Unfortunately, a cursory glance at last night's events serves as a reminder that only a fool would declare that British politics and our public discourse have hit rock bottom. It may not do so for some time. 

George Galloway, a man who has made a living hitching his wagon to the politics of division, has been elected to parliament following the Rochdale by-election. This is his third political party and fourth seat, though Galloway has only one constituency: himself.

His victory was only made possible by an implosion in Labour, forced to withdraw support from its candidate, Azhar Ali, after it emerged he had engaged in antisemitic conspiracy theories at a party meeting.

At roughly the same time as votes were being counted in Rochdale, a council meeting in Newham had to be halted when the borough’s only Jewish councillor, Joshua Garfield, was subjected to boos and hisses by pro-Palestinian activists in the public gallery during a debate on the budget.

As our political correspondent Rachael Burford reports, it was alleged that those making noises were supporters of Newham Independents, the opposition group on the council. The party is led by former Labour member Mehmood Mirza, who was suspended by the party in 2020 after being accused of antisemitism.

Of course, it was only last weekend that former Tory deputy chair, Lee Anderson, launched an Islamophobic attack on Sadiq Khan, when he suggested that Islamists had “got control of Khan” and “control of London”. The response of the Conservative Party was underwhelming at best. Anderson lost the whip while the prime minister called his comments "wrong", but neither he nor Susan Hall, writing in the Standard on Monday, specifically called them Islamophobic.
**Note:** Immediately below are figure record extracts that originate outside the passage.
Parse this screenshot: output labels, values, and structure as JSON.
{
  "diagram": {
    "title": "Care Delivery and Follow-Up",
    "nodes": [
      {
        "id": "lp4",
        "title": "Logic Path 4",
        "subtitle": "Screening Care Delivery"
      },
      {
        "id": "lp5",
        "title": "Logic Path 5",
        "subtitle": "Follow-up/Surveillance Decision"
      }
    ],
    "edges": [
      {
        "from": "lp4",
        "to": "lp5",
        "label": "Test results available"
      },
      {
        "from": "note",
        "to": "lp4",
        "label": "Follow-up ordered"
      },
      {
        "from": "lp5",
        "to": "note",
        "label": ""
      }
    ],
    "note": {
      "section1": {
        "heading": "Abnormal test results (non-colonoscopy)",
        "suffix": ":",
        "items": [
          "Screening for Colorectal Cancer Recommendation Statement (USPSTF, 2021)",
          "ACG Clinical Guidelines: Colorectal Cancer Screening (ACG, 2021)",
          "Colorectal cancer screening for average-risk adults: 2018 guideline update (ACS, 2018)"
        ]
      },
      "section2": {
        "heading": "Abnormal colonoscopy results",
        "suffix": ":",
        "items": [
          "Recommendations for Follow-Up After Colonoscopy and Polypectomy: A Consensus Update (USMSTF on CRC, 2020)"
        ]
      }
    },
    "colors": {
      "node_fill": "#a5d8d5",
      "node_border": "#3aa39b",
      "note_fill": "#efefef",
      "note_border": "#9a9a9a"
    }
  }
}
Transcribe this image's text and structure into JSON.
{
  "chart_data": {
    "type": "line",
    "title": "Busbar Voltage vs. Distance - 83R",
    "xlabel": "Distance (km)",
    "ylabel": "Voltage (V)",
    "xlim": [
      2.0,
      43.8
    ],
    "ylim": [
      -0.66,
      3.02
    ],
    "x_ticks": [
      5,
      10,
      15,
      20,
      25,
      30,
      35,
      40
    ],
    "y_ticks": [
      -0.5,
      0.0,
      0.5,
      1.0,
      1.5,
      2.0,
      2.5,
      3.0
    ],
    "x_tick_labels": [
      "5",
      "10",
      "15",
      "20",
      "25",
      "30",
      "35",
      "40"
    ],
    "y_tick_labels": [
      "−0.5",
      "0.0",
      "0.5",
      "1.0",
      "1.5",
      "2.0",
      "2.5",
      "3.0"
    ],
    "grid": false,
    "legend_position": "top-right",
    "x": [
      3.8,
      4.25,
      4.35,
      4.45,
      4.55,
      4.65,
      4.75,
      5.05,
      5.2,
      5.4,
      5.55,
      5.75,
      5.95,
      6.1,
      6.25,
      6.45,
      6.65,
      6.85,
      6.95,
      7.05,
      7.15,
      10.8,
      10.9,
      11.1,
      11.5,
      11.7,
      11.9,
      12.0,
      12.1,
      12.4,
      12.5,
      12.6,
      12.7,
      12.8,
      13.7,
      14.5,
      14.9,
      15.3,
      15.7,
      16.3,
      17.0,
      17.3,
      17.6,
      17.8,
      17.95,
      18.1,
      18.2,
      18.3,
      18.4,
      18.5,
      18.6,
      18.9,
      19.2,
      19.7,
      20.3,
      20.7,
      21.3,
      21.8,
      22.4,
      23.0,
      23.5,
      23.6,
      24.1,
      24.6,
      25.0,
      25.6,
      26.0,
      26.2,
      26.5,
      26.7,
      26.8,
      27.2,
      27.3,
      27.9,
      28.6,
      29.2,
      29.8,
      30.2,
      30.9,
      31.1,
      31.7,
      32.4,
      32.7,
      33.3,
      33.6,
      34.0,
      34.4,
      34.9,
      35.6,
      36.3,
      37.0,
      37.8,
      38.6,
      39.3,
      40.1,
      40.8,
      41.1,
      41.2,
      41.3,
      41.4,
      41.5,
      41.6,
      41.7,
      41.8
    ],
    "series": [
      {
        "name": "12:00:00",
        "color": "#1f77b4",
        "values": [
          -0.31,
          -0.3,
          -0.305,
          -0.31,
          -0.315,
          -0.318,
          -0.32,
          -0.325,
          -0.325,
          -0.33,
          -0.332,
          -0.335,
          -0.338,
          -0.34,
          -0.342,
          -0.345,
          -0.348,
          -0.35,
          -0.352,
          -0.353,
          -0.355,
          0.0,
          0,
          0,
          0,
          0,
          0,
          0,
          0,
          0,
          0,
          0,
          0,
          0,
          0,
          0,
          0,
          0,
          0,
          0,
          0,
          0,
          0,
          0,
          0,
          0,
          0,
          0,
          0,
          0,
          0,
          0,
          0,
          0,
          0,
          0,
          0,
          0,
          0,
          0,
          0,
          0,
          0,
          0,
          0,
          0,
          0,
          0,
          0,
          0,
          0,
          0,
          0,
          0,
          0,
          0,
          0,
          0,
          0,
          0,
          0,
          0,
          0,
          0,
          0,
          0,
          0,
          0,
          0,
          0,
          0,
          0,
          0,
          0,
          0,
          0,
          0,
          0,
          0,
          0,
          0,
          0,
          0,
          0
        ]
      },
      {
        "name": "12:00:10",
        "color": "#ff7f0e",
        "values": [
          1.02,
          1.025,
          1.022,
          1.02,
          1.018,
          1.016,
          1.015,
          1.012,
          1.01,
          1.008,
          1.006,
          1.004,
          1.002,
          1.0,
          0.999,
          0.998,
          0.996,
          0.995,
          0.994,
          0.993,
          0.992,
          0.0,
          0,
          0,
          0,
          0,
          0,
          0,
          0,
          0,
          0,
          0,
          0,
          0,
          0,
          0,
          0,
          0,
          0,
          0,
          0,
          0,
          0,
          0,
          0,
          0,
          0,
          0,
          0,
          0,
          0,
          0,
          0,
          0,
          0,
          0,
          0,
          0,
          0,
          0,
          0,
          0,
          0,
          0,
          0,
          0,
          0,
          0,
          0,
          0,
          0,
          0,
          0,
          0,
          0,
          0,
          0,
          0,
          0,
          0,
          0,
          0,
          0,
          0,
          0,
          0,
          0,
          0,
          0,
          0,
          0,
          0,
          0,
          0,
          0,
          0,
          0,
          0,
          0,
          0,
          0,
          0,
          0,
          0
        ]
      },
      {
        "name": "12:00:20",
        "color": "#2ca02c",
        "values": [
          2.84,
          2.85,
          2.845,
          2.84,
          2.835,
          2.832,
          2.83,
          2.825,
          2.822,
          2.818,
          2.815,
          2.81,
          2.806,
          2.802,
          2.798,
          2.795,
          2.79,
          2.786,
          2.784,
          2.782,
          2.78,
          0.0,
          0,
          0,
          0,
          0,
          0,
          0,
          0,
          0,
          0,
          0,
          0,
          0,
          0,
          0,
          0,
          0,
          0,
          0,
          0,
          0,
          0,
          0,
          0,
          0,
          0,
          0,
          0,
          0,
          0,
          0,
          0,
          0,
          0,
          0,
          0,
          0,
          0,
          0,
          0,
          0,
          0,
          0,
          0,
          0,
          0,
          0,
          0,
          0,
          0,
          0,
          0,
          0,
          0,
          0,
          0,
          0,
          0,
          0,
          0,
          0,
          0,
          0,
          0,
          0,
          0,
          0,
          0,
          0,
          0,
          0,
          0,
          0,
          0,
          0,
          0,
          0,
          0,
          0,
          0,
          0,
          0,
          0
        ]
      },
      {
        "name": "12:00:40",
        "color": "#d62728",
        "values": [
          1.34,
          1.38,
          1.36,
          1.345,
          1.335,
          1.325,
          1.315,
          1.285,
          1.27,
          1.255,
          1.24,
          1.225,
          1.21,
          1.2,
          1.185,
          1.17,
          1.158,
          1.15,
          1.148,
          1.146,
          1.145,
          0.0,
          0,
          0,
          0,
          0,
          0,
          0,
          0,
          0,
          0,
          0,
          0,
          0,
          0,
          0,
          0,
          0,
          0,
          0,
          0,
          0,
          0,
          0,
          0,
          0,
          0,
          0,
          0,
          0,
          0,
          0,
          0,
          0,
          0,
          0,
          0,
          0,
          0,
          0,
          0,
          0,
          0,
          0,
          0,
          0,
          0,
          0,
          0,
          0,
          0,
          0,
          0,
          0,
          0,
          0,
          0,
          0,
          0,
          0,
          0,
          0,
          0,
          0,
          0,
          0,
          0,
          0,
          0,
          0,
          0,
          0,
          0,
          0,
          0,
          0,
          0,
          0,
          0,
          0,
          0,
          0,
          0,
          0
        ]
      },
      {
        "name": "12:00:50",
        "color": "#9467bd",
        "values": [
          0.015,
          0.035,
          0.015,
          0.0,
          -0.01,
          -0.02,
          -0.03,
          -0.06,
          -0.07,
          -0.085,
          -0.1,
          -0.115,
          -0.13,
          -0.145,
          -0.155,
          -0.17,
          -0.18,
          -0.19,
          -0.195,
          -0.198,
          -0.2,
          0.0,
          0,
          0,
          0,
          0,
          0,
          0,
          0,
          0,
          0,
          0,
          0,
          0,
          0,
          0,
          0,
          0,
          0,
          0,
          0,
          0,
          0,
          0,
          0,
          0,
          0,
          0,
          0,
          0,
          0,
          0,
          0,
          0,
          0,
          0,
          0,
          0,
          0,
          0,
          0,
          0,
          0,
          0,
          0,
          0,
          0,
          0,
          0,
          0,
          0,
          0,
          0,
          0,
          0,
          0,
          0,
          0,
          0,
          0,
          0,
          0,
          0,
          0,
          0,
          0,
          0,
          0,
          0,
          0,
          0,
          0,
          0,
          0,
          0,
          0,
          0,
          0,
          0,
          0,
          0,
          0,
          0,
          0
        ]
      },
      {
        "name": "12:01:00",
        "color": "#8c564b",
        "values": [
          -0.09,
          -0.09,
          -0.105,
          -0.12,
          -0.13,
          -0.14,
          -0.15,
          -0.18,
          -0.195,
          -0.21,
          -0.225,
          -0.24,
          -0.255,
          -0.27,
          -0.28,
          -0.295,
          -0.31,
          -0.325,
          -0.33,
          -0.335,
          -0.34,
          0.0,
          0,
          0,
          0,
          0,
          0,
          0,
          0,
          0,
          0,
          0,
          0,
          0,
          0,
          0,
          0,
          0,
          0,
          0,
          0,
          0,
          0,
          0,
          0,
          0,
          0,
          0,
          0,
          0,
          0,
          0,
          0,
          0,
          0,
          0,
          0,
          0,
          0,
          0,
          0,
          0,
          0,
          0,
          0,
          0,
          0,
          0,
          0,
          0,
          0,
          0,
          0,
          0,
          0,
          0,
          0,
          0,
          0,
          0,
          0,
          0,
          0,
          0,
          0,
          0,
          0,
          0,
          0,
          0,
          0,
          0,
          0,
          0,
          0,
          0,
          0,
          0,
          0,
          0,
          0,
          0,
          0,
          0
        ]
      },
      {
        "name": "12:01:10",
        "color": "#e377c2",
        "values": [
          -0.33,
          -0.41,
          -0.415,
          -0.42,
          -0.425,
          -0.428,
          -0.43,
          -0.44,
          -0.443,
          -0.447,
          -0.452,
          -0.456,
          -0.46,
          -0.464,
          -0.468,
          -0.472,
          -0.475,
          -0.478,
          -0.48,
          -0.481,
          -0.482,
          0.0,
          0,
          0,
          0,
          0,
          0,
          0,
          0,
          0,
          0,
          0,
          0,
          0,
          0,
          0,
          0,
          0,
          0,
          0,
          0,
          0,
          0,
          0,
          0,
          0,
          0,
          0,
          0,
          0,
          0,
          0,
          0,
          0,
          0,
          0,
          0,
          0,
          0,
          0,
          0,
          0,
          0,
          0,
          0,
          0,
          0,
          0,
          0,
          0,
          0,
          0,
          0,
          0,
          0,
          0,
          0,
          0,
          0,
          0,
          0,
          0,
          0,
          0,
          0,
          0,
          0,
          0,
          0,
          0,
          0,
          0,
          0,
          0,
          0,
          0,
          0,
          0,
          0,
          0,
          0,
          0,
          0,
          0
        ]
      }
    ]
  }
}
Speaking of whom, on Saturday the mayor is set to address Labour’s London conference during which, as our City Hall editor Ross Lydall reports, he will describe Hall as the “most divisive candidate the Tories have ever put up in London” in what Ross describes as a dramatic escalation of the battle for City Hall.

Meanwhile, MPs are being threatened and millions are being spent on additional security, anti-Jewish hate incidents are at record highs while Islamophobic attacks have surged with Muslim women bearing the brunt. In this context, and with the thermometer registering ever higher numbers, the return of Galloway to parliament is scarcely what the doctor ordered.

It's not always obvious when rock bottom has been hit. Perhaps we won't know until, or even if, things begin to get better. As for now, I keep returning to – of all things – a 1959 lecture by the great American theoretical physicist, Richard Feynman, entitled: There's plenty of room at the bottom. He was talking about atoms, of course, but I always inferred a broader meaning.